Brighter Naming generally focuses on company and product names, and Jess Holden’s post on that site focused on the impact of peoples’ names. However, there’s another category where naming is crucial: creative works, such as books, movies, and TV shows.
If you don’t think naming is important here, ask yourself how much you’d shell out for a book or a movie called Mules in Horse Harness. (Hint: frankly, my dear, I don’t think you’d give a damn.)
1. The show’s star is named Russell Brand.
2. He works blue (X-rated).
3. Everybody remembers the TV commercials where the sponsors’ product (often a laundry detergent) always beat “Brand X”.
Or does everyone really remember the original Brand X commercials? Russell Brand is 37 (b. 1975), and I’m pretty sure he’s not aiming at an older demographic. When was the last time a genuine commercial featuring “Brand X” aired? Looks like “Brand X” has become a cultural meme, with a life of its own.
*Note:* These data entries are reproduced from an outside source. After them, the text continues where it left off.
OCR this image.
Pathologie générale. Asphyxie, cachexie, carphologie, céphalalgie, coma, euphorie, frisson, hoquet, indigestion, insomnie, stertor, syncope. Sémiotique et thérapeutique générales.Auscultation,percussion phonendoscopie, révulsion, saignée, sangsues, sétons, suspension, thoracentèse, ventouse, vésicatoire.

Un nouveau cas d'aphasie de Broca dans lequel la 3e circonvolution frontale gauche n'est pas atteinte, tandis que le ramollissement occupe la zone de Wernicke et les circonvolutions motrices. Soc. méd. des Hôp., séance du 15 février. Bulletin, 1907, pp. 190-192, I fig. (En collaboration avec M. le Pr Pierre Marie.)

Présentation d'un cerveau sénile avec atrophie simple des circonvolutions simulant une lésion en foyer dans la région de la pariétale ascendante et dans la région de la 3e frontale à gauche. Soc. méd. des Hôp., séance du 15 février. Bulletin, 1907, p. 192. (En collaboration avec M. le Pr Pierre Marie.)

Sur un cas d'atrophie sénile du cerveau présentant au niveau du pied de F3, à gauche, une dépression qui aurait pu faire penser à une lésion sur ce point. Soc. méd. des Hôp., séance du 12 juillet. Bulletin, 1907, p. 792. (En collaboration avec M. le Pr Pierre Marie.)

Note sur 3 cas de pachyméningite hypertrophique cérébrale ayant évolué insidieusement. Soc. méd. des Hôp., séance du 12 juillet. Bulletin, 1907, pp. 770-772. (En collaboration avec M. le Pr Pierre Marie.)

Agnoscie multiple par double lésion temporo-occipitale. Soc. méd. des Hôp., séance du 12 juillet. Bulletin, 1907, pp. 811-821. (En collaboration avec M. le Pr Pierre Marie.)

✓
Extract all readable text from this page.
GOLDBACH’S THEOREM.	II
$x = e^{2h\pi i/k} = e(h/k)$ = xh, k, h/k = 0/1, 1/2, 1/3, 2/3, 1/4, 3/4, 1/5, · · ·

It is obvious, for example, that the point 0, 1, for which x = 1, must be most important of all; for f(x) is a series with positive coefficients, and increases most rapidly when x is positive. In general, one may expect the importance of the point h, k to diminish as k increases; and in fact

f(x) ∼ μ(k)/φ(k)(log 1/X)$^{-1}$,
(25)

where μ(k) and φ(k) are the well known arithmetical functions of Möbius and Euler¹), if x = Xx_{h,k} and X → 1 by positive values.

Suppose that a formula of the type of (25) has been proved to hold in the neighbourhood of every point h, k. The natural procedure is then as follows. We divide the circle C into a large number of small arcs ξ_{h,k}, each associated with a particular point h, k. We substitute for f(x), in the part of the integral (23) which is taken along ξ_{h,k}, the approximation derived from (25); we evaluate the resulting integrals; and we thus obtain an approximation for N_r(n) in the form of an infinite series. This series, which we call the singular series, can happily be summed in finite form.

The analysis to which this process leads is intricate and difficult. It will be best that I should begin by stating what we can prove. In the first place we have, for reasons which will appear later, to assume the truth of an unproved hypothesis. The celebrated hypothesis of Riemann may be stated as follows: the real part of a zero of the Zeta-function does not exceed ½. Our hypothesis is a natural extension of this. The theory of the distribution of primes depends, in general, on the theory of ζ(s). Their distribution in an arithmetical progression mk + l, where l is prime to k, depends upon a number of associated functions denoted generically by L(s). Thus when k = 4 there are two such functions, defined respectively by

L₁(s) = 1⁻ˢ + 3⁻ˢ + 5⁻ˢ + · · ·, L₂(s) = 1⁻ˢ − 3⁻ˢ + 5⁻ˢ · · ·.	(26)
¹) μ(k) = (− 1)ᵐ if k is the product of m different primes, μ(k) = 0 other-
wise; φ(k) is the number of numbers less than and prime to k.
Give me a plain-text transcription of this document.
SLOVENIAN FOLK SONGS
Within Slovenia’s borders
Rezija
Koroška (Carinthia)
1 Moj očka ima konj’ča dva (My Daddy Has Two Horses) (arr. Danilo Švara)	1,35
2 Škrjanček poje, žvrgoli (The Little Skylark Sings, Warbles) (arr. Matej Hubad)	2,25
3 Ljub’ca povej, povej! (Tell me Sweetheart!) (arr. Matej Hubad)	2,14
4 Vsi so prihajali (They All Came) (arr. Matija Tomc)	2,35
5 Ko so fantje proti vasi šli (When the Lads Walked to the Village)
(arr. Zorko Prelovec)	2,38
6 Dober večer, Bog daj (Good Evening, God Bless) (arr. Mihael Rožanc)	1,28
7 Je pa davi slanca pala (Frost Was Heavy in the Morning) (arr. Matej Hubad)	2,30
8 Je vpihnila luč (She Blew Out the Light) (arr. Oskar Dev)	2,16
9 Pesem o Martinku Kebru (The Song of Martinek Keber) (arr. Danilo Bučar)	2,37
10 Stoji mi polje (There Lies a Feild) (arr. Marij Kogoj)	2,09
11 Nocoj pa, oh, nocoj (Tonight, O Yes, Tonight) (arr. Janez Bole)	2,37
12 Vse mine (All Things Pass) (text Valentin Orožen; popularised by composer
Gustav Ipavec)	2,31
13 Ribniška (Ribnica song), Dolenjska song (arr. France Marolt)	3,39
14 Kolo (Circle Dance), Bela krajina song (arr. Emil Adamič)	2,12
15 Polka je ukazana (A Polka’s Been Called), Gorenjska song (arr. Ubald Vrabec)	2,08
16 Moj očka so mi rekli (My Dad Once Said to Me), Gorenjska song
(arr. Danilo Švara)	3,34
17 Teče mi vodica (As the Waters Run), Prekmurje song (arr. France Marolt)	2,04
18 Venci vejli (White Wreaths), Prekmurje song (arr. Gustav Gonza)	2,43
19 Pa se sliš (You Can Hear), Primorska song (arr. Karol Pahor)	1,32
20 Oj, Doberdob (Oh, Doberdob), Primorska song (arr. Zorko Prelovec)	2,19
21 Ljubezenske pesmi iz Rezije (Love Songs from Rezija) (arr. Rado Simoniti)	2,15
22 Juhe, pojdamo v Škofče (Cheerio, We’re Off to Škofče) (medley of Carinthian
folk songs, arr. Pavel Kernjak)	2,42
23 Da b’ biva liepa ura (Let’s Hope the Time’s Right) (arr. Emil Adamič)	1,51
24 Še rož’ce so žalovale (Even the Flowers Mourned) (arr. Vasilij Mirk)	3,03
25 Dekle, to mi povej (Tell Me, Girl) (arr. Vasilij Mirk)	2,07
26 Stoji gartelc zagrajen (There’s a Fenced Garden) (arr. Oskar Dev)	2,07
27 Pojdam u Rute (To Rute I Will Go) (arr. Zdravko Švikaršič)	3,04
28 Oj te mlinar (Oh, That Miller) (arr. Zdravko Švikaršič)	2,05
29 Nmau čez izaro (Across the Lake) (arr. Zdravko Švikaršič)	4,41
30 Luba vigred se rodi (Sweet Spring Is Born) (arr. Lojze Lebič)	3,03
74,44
Wish the same could be said of the show, which could more accurately be titled A British ‘Comedian’ Marginally Less Grating Than Ricky Gervais. (At least that would properly set viewer expectations.) In the bigger picture, I write off the likes of Brand X as an inevitable cost of business for a cable network that is trying to be really experimental, and pushing the envelope. FX also brings us the informatively-named American Horror Story, which brings its viewers…an American Horror Story. Name freaks should also get a kick out of the eponymous Louie—not for the title of the show, but for the very odd name of its star, Louis C.K.
My actual favorite on FX is the animated Unsupervised—which turns out to be much more than the Beavis and Butthead knockoff you’d expect.
Does FX have a good show with a multi-layered title? Anger Management assumes the viewers are in on the joke about star Charlie Sheen’s off-screen antics. IMO, he’s back in top form, giving a weekly clinic on comic timing.
Now, what did I do with that remote?